Anyway, all of that has no bearing on my offering below. It’s just a slightly different method to tackle the original problem that I noticed hadn’t been put forward:

set T to "...<snip>..."
set L to T's paragraphs

repeat with x in L
	set x's contents to x's last word ¬
		as {number, «class utf8»}
end repeat

return L's numbers

--OR, if one prefers:
set my text item delimiters to linefeed

# return L's numbers as text
return paragraphs of (L's numbers as text)

The obviously failure case is where the numerical string forms part of a word with other non-numerical word characters, e.g. “foo (bar446)”. Currently, a line like this would be discarded, but there’s no indication this would be a likely or possible occurrence, and I already know how to solve for it, but if there’s no requirement to do so, KISS wins out.

Yvan_Koenig · July 12, 2020, 2:43pm

Hello CK

Just matter of curiosity, are you sure that ‘last word’ would return the wanted value in every language ?
I ask because I’m not sure that parenthesis are treated as word delimiters worldwide.
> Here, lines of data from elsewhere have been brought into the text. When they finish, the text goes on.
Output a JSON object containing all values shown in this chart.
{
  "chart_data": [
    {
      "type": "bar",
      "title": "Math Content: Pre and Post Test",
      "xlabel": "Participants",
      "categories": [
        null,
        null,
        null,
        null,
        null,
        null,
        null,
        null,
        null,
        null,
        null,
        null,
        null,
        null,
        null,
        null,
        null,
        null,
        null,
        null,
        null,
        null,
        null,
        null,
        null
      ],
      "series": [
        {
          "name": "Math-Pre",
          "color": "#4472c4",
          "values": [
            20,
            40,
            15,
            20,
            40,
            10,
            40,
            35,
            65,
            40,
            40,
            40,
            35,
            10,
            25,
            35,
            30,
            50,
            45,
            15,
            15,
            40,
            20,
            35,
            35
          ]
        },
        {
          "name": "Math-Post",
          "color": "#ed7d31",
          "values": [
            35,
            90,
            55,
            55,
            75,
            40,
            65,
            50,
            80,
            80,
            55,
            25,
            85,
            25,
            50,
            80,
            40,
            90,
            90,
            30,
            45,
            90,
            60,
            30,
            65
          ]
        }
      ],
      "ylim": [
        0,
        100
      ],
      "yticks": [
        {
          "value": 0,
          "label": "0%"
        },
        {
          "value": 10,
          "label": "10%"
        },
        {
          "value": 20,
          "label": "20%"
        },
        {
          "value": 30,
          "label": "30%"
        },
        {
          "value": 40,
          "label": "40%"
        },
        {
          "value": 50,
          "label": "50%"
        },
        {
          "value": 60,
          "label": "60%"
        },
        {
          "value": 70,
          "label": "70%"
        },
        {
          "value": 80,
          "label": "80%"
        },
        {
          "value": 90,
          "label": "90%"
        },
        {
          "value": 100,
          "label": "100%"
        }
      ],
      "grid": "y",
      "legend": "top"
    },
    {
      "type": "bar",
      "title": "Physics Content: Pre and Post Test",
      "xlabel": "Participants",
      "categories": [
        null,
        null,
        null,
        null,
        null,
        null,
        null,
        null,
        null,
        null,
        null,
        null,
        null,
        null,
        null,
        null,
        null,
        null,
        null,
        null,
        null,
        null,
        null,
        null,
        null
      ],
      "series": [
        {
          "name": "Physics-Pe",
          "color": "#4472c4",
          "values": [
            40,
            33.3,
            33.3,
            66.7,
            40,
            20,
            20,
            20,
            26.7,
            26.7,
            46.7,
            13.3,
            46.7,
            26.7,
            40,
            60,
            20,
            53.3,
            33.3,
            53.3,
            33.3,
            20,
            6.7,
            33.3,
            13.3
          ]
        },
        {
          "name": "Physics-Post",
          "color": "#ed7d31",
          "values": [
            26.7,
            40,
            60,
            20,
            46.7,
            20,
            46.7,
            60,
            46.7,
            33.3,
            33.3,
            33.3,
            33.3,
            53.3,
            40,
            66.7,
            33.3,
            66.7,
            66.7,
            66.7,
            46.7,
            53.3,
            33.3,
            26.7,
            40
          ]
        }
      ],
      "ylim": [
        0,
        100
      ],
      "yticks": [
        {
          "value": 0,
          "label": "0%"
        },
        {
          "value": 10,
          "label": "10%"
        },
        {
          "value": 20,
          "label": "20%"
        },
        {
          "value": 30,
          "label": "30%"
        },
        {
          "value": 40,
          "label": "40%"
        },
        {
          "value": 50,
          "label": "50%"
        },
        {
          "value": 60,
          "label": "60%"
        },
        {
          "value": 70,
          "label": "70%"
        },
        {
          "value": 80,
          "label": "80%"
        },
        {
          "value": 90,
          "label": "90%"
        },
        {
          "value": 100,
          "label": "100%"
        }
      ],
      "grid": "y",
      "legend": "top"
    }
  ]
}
Yvan KOENIG running High Sierra 10.13.6 in French (VALLAURIS, France) dimanche 12 juillet 2020 16:42:53

CK11 · July 19, 2020, 4:38pm

No, but I didn’t imply any internationalisation. Generally speaking, it is never a priority for me. My only incentive to localise anything would be by specific request by the OP. But that isn’t to say I’m not interested in hearing how mileage varies when tested within a different locale. I think you highlight a very interesting point.